Love is....
Remember Mr. Rogers….”It’s a beautiful day in the neighborhood….” Frankly that show scared me a little. (Some weird looking puppets and that ratty cardigan!) Turns out, Mr. Rogers had some good things to say.
“ Love isn’t a state of perfect caring. It is an active noun like struggle. To love someone is to strive to accept that person exactly the way he or she is, right here and now.” — Fred Rogers (The World According to Mister Rogers)
You know, I think he’s right. These days we hear lots of stories about “falling in love, ” or “love at first sight.” It may well be a state of mind. It may be that weak in the knees feeling. Or that intangible “it” that we cannot describe. But I think it’s also a VERB. It’s active. It’s a work in progress. It is striving to accept what a person is right this minute. Not how they will be tomorrow, or how they will be if we fix them. It isn’t just something that happens. Loving someone means DOING SOMETHING.

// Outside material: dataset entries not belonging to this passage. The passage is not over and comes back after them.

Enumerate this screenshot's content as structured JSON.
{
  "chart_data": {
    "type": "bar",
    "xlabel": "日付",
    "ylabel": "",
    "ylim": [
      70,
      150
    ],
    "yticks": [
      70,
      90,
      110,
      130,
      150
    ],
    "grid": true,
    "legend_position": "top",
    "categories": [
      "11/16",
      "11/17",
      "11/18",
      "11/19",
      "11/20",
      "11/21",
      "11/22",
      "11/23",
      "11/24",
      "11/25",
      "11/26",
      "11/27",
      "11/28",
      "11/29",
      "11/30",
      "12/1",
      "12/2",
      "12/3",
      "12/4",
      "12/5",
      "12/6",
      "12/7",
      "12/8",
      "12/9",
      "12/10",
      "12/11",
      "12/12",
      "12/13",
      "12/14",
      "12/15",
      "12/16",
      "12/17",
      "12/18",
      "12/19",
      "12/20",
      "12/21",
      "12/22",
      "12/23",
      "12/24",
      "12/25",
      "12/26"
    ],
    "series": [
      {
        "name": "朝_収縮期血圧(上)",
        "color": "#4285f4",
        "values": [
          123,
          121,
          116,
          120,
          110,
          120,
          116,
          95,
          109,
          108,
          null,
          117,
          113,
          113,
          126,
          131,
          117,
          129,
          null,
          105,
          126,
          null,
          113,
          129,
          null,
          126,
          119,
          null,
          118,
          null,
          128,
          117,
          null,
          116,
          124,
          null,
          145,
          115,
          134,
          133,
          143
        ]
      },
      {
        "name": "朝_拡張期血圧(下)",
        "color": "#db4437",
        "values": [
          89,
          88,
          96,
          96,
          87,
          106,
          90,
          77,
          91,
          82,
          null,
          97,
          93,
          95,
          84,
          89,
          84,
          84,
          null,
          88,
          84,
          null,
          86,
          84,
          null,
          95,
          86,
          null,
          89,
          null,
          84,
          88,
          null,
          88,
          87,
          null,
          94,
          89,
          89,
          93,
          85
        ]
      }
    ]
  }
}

Sure, that’s easy to do with some people. My spouse is easy to love. My mom is easy to love. My cat is (mostly) easy to love. What about those people whom you don’t find easy to love? It takes more work. It takes action. It takes doing something. Often it is a struggle. Maybe you are the person who says, “I fell in love with my spouse, not his kids.” What better way to love your spouse than to love his kids? It may not be heartfelt emotion for you. It may be biting your tongue until it bleeds. (Done that!) However, if we truly desire to express LOVE in our families we must DO. We must put the word into action.
The words often echoed at weddings, “Love is patient. Love is kind. Love endures all things…” They are beautiful words made even more beautiful by the sentiment involved. But after the wedding, when real life sets in….that’s when we really need to love. We do need to express patience and kindness. We need to be slow to anger. All of these seemingly virtuous traits are love. They are the epitome of the experience of loving.
How do all we “normal” people with anger and sadness and concern show love? After all “be slow to anger” seems to be an extraordinarily difficult task in those vague terms. It may take on different forms. Perhaps we show patience when our stepchildren forget us on Mother’s Day. Instead, maybe we help them make a gift for their own mother. Maybe we overlook the “You’re not my mom” comments and remember that divorce is difficult for everyone, especially the kids.
Whatever situation you find yourself in, you can love. Maybe it’s not the feeling you imagined it would be. However, your actions could result in a better relationship with those you are trying to love…perhaps a friendship or a full blown love affair on both sides. And wouldn’t that be a beautiful day in the neighborhood. (Pun intended!)